Relapses after stopping chemotherapy for experimental tuberculosis in genetically resistant and susceptible strains of mice.

1989 
Three strains of mice (Swiss albinos, C57BL/6,C3H/OuJ) were injected intravenously with 3.7 x 10(6) colony forming units (CFU) of M. tuberculosis, H37RV, sensitive and resistant to antibiotics (90% of bacilli sensitive, 9% resistant to Streptomycin and 0.9% resistant to Kanamycin). Two weeks later, chemotherapy was started 6 days a week for a 6-month period with isoniazid (INH) and rifampicin (RMP). Twenty mice of each strain were killed at the end of the chemotherapy and the others were kept without antibiotics for a second 6-month follow-up period before being killed. The early multiplication of bacilli during the first 2 weeks following infection and before chemotherapy, was similar in the three strains of mice.

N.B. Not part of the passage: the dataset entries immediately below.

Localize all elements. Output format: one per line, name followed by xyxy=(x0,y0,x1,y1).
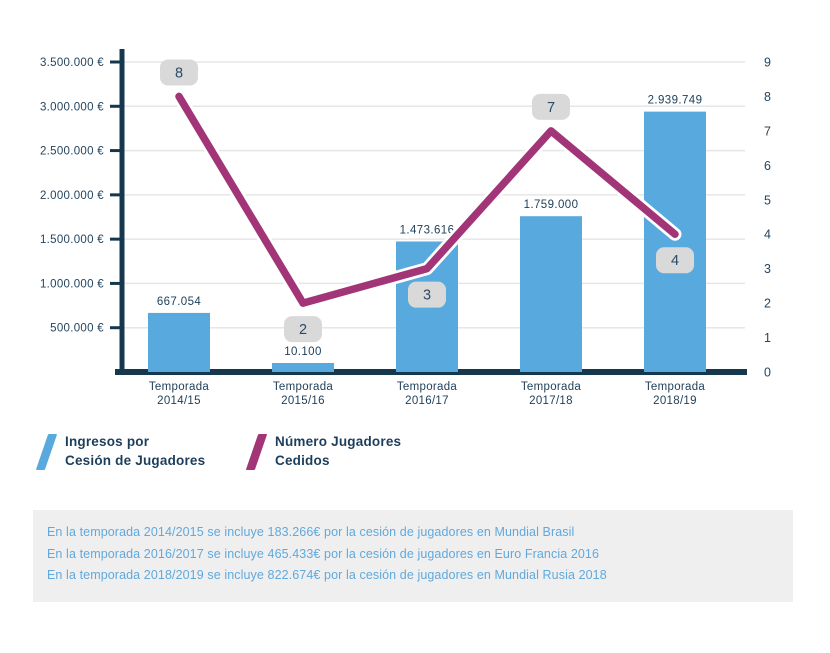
x-axis-label: Temporada xyxy=(521,381,582,393)
footnote-1: En la temporada 2014/2015 se incluye 183… xyxy=(47,525,575,539)
right-axis-label: 7 xyxy=(764,124,771,138)
income-bar xyxy=(520,216,582,372)
legend-item-ingresos: Ingresos por Cesión de Jugadores xyxy=(35,433,220,471)
legend-label-ingresos: Ingresos por Cesión de Jugadores xyxy=(65,434,206,468)
point-badge-label: 7 xyxy=(547,100,555,116)
bar-value-label: 1.473.616 xyxy=(400,224,455,236)
point-badge xyxy=(160,59,198,86)
bar-value-label: 667.054 xyxy=(157,296,202,308)
right-axis-label: 4 xyxy=(764,228,771,242)
left-axis-label: 2.500.000 € xyxy=(40,146,104,158)
point-badge xyxy=(284,316,322,343)
x-axis-label: Temporada xyxy=(273,381,334,393)
chart-legend: Ingresos por Cesión de Jugadores Número J… xyxy=(35,433,402,471)
left-axis-label: 1.000.000 € xyxy=(40,278,104,290)
point-badge-label: 8 xyxy=(175,65,183,81)
right-axis-label: 9 xyxy=(764,56,771,70)
loans-line xyxy=(175,92,679,307)
footnote-2: En la temporada 2016/2017 se incluye 465… xyxy=(47,546,600,561)
right-axis-label: 3 xyxy=(764,262,771,276)
bar-value-label: 10.100 xyxy=(284,346,322,358)
right-axis-label: 5 xyxy=(764,193,771,207)
x-axis-label: 2018/19 xyxy=(653,395,697,407)
footnote-3: En la temporada 2018/2019 se incluye 822… xyxy=(47,568,607,582)
x-axis-label: Temporada xyxy=(645,381,706,393)
point-badge-label: 3 xyxy=(423,288,431,304)
x-axis-label: Temporada xyxy=(149,381,210,393)
x-axis-label: 2016/17 xyxy=(405,395,449,407)
legend-label-cedidos: Número Jugadores Cedidos xyxy=(275,434,402,468)
x-axis-label: Temporada xyxy=(397,381,458,393)
point-badge xyxy=(656,247,694,274)
income-bar xyxy=(272,363,334,372)
left-axis-label: 3.500.000 € xyxy=(40,57,104,69)
right-axis-label: 2 xyxy=(764,297,771,311)
right-axis-label: 8 xyxy=(764,90,771,104)
income-bar xyxy=(644,111,706,373)
left-axis-label: 500.000 € xyxy=(50,323,104,335)
left-axis-label: 2.000.000 € xyxy=(40,190,104,202)
right-axis-label: 6 xyxy=(764,159,771,173)
bar-series-swatch-icon xyxy=(35,434,58,470)
x-axis-label: 2015/16 xyxy=(281,395,325,407)
point-badge-label: 4 xyxy=(671,253,679,269)
point-badge-label: 2 xyxy=(299,322,307,338)
x-axis-label: 2014/15 xyxy=(157,395,201,407)
right-axis-label: 0 xyxy=(764,366,771,380)
left-axis-label: 1.500.000 € xyxy=(40,234,104,246)
x-axis-label: 2017/18 xyxy=(529,395,573,407)
left-axis-label: 3.000.000 € xyxy=(40,101,104,113)
right-axis-label: 1 xyxy=(764,331,771,345)
line-series-swatch-icon xyxy=(245,434,268,470)
loan-income-chart: 500.000 € 1.000.000 € 1.500.000 € 2.000.000… xyxy=(40,49,771,407)
point-badge xyxy=(408,281,446,308)
bar-value-label: 2.939.749 xyxy=(648,95,703,107)
income-bar xyxy=(148,312,210,372)
footnotes-box: En la temporada 2014/2015 se incluye 183… xyxy=(33,510,793,602)
legend-item-cedidos: Número Jugadores Cedidos xyxy=(245,433,402,471)
bar-value-label: 1.759.000 xyxy=(524,199,579,211)
point-badge xyxy=(532,93,570,120)
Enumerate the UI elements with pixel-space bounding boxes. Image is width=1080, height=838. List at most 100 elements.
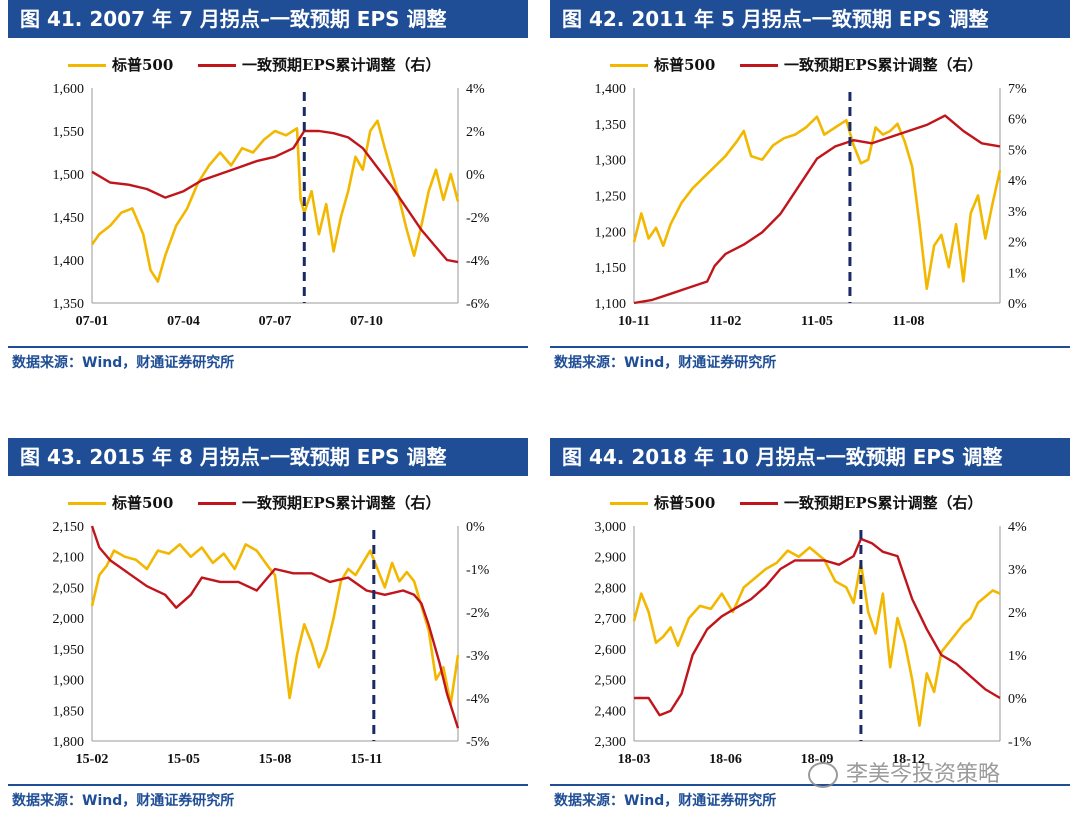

Chemotherapy had the same apparent efficacy in the three strains of mice, nearly all the mice being cured as assessed by a negative spleen culture on Loewenstein-Jensen medium at the end of chemotherapy. But after the 6-month follow-up period, the C3H strain presented a statistically significantly higher level of positive spleen culture ('relapse') than seen in the C57BL/6 strain, and an increased number of mycobacteria per relapsing mouse spleen. It has been estimated with the help of resistant and sensitive bacilli that the relapses were due in most of the cases to the regrowth of one or very few bacilli, giving a clone. It seems that the C3H strain of mice, known to carry the Bcg-r allele of the Bcg gene, might be less able to develop a specific acquired resistance capable of stopping the delayed development of a highly virulent strain of mycobacteria.